Conselho Federal aprova atualização no seu processo de certificação digital

 

 

Do site do Conselho Federal

 

09/10/2007 - O Conselho Federal da Ordem dos Advogados do Brasil (OAB) aprovou, em sua sessão plenária de hoje (09), a atualização e aperfeiçoamentos ao Provimento n° 97/2002, que institui a infra-estrutura de chaves públicas da entidade, o ICP-OAB. O Conselho introduziu novo artigo ao Provimento, visando a tornar mais seguro o processo de certificação digital que acompanhará a nova carteira do advogado.

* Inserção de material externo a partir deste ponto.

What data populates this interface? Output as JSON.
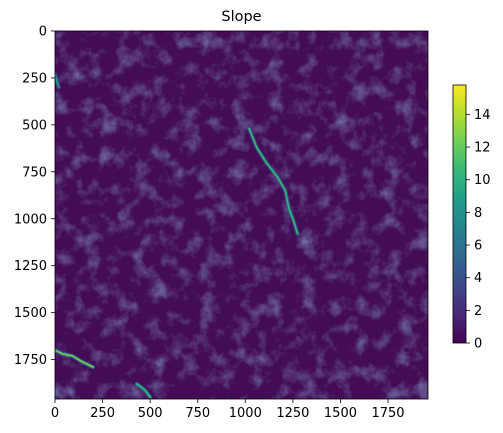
{
  "chart_data": {
    "type": "heatmap",
    "title": "Slope",
    "xlabel": "",
    "ylabel": "",
    "xlim": [
      0,
      1960
    ],
    "ylim": [
      1960,
      0
    ],
    "x_ticks": [
      0,
      250,
      500,
      750,
      1000,
      1250,
      1500,
      1750
    ],
    "y_ticks": [
      0,
      250,
      500,
      750,
      1000,
      1250,
      1500,
      1750
    ],
    "colormap": "viridis",
    "colorbar": {
      "range": [
        0,
        15.8
      ],
      "ticks": [
        0,
        2,
        4,
        6,
        8,
        10,
        12,
        14
      ]
    },
    "grid": false,
    "features": [
      {
        "label": "bright ridge (high slope)",
        "path": [
          [
            1020,
            520
          ],
          [
            1060,
            620
          ],
          [
            1110,
            700
          ],
          [
            1170,
            780
          ],
          [
            1210,
            850
          ],
          [
            1230,
            950
          ],
          [
            1250,
            1000
          ],
          [
            1275,
            1080
          ]
        ],
        "level": 0.62
      },
      {
        "label": "bright cluster lower-left",
        "path": [
          [
            0,
            1700
          ],
          [
            40,
            1720
          ],
          [
            90,
            1730
          ],
          [
            140,
            1760
          ],
          [
            200,
            1790
          ]
        ],
        "level": 0.82
      },
      {
        "label": "bright spot bottom",
        "path": [
          [
            430,
            1880
          ],
          [
            470,
            1910
          ],
          [
            500,
            1950
          ]
        ],
        "level": 0.7
      },
      {
        "label": "left edge spot",
        "path": [
          [
            0,
            230
          ],
          [
            10,
            270
          ],
          [
            20,
            300
          ]
        ],
        "level": 0.55
      }
    ]
  }
}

Acolhendo à unanimidade o voto do relator, conselheiro pelo Mato Grosso do Sul e vice-presidente nacional da OAB, Vladimir Rossi Lourenço, o Pleno da entidade aprovou o seguinte artigo ao Provimento 97: "Passa a integrar o presente Provimento, em razão da criação da AC OAB, subordinada à hierarquia da ICP Brasil, a Declaração de Práticas de Certificação (DPC), a Política de Certificado de Assinatura Digital (PC) e a Política de Segurança (OS), objeto dos Anexos I, II e III, respectivamente".

 

Para o presidente da Comissão Especial de Tecnologia da Informação do Conselho Federal da OAB, Alexandre Atheniense, a certificação digital "é uma realidade premente, uma vez que, com a entrada em vigor da Lei do Processo Eletrônico e a conseqüente implantação de alguns sistemas em tribunais brasileiros que a utilizam, tornou-se necessário que a OAB acelerasse seu projeto de certificação digital para equipar bem o advogado". Atheniense destacou que a mesma carteira que hoje identifica o advogado para a prática de atos presenciais e no meio papel, irá propiciar, a partir de 2008, a realização de serviços pelo meio remoto, via documento eletrônico.

 

A nova carteira da OAB será entregue aos advogados contendo dois certificados. Um da AC-OAB (Autoridade Certificadora da OAB), que estará vinculado à ICP-Brasil em decorrência da exigência desse padrão por parte de alguns tribunais brasileiros. O segundo será da ICP-OAB (Infra-estrutura de Chaves Públicas do Conselho Federal da entidade) para uso junto aos tribunais que optaram por não se filiar à ICP-Brasil.